Author: Tracy Sierra
First Published: February 6, 2024
Publisher: Pamela Dorman Books
Pages: 368
Genre: Domestic Thriller, Psychological Thriller, Suspense, Thriller
Format: Hardcover
Source: Library
Rating:
Synopsis:
A mother is forced to the breaking point when her life and the lives of her children are threatened by an intruder
Home alone with her young children during a blizzard, a mother tucks her son back into bed in the middle of the night. She hears a noise—old houses are always making some kind of noise. But this sound is disturbingly familiar: it’s the tread of footsteps, unusually heavy and slow, coming up the stairs.
She sees the figure of a man appear down the hallway, shrouded in the shadows. Terrified, she quietly wakes her children and hustles them into the oldest part of the house, a tiny, secret room concealed behind a wall. There they hide as the man searches for them, trying to tempt the children out with promises and scare the mother into surrender.
In the suffocating darkness, the mother struggles to remain calm, to plan. Should she search for a weapon or attempt escape? But then she catches another glimpse of him. That face. That voice. And at once she knows her situation is even more dire than she’d feared, because she knows exactly who he is—and what he wants.
Buy the Book: AmazonReview
What can I say about Nightwatching other than that it is one of the better thrillers that I’ve read in a long time. I had been struggling with a reading slump when I read it and I found myself captivated. Home invasion is one of my deepest fears, and that fear is perfectly captured in this novel. This book was horrifying and I couldn’t put it down, sacrifice sleep to fly through the pages. A mother and her children are snowed in during a blizzard, and there’s a stranger in the house. I felt genuine anxiety while reading this book, particularly in the first half.
The second half of the novel becomes a bit of a slow burn as the mystery is slowly unveiled, and you learn more about the main character. The amount of gaslighting that happens in this novel really hits a nerve and I couldn’t help but feel so angry. Sierra really leans in to the horror of being a woman and having nobody take you seriously, written off as hysterical.
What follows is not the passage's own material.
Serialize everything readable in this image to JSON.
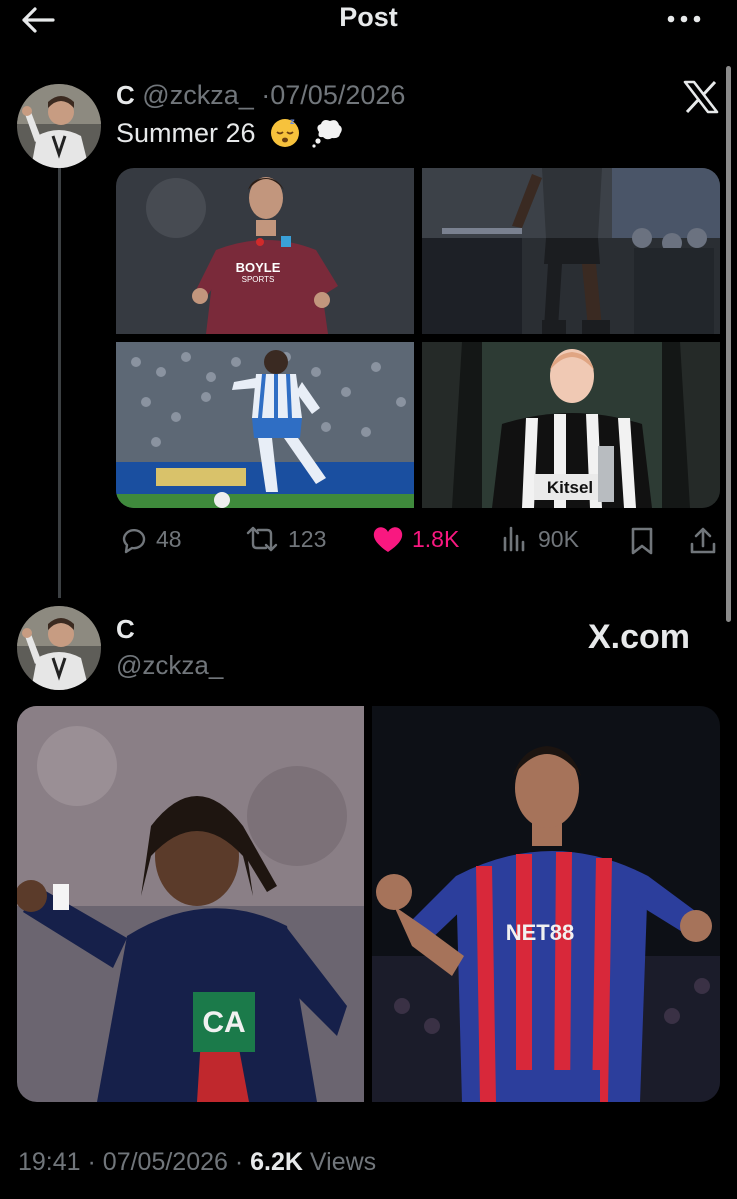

The only issues I had with the novel was that some of the inner monologue of the main character was overwritten to the point that it came off as silly. Really, who recites rhymes in their head while listening to a stranger creep up the stairs? The main character says and does things that are so bizarre, no doubt in an attempt to illustrate her fragile state, but it pushed the limits of believability for me. Regardless, I devoured this book and it hit all the right notes for me.
Quote
“It was as though grief were a thing she’d swallowed, a parasitic worm that didn’t allow room for food, for proper functioning, for anything but itself.”